Professor Prompt: Interactive Video Coach

Example prompt #1 - video understanding
Example prompt #2 - knowledge base understanding

Inspiration

At Polar Labs, we've been exploring ways to improve remote learning and corporate training through AI-enhanced video content. The traditional online learning experience is convenient, but often lacks the dynamic interaction that makes in-person classroom learning so effective. You can't raise your hand to ask the instructor to clarify a concept or dive deeper into a particular topic. Furthermore, you can't easily hire TAs to handle potentially thousands of people watching these videos on their own schedules.

The Snowflake Rag 'n' Roll Hackathon presented the perfect opportunity to build a demo for our sales efforts, while throwing our hat into the ring for the hackathon. The goal is to transform passive video consumption into an active learning experience, making online education/training more engaging and effective.

What We Built

Professor Prompt transforms any educational/training video into an interactive learning experience by providing an AI teaching assistant that understands the video content and can answer questions in real-time. Using Snowflake's powerful data platform and AI capabilities, we created a system that combines video transcripts with dynamically retrieved knowledge from Wikipedia to provide contextually aware responses to a learner’s questions.

The application features a clean, intuitive interface with a video player and chat interface side by side. Learners can pause at any moment to ask questions, and Professor Prompt understands exactly where they are in the video, ensuring responses are relevant to their current point in the learning journey.

How We Built It

We architected Professor Prompt using the provided technical stack:

Frontend: Streamlit for development of a user interface
Backend: Snowflake for storage of the knowledge base and AI via Cortex (see below)
Infrastructure: Terraform for reproducible deployment to Snowflake
AI: Mistral large language model with Snowflake Cortex Search for semantic understanding
Knowledge Enhancement: Automated Wikipedia content retrieval and processing

One of our core principles was making the project fully reproducible with different videos so we can quickly generate demos for potential clients for different contexts.

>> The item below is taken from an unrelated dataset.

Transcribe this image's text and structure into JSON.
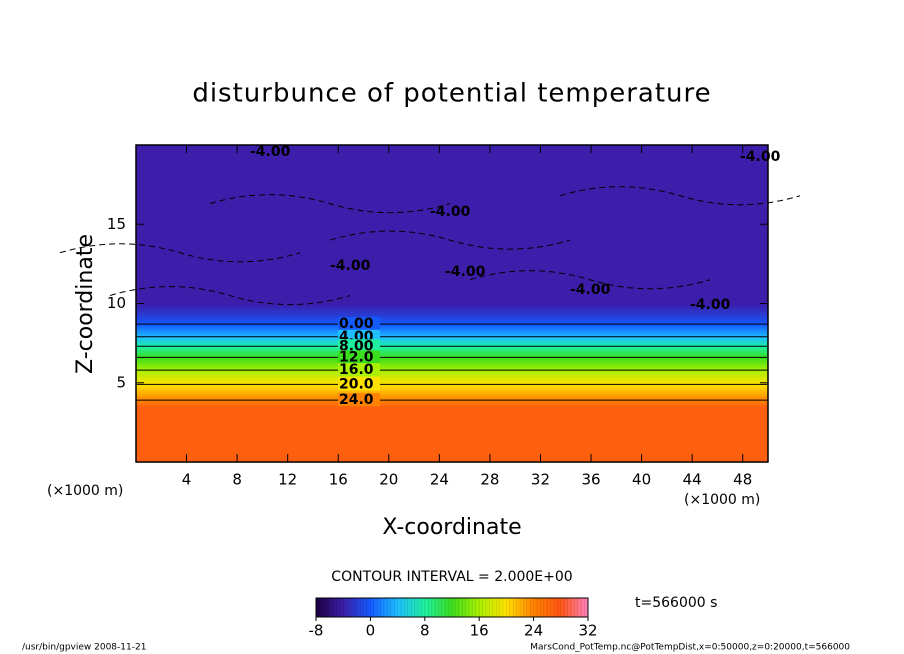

We used Terraform to create an infrastructure-as-code solution that can recreate the entire project in any Snowflake account. This includes setting up dedicated warehouses, configuring RBAC, and establishing the knowledge base.

Challenges and Learnings

Our journey building Professor Prompt came with several significant challenges:

Model Performance vs. Speed: Initially, we attempted to use a fine-tuned Mistral model to improve response quality. While this produced better answers, the response time of up to 8 minutes per question was impractical for real-world use. We returned to using Mistral Large 2 with enhanced prompt engineering to maintain quality while achieving reasonable response times.
Video Context Management: Creating a system that could maintain awareness of the video's current timestamp while providing relevant answers required hacking around Streamlit. We implemented custom JavaScript injection through Streamlit bidirectional components to bypass iframe limitations and track video state effectively. Essentially, we break out of the iframe to inject the video player scripts and HTML in the parent DOM, and retrieve events from the player that contain the current video timestamp.
Knowledge Base Generation: Processing and integrating Wikipedia content proved complex. We developed a replayable system using thread pools and checkpoints to search Wikipedia for pages related to a set of tags (either provided by the user or generated by mistral based on the video transcript) and download a tree of related articles for each tag provided. This allows us to relatively quickly generate a Wikipedia knowledge base for any topic, with just a little pruning at the end of unrelated articles. For example, we would get the chocolate bar for both the Milky Way and Mars, which are obviously not relevant to our solar system example.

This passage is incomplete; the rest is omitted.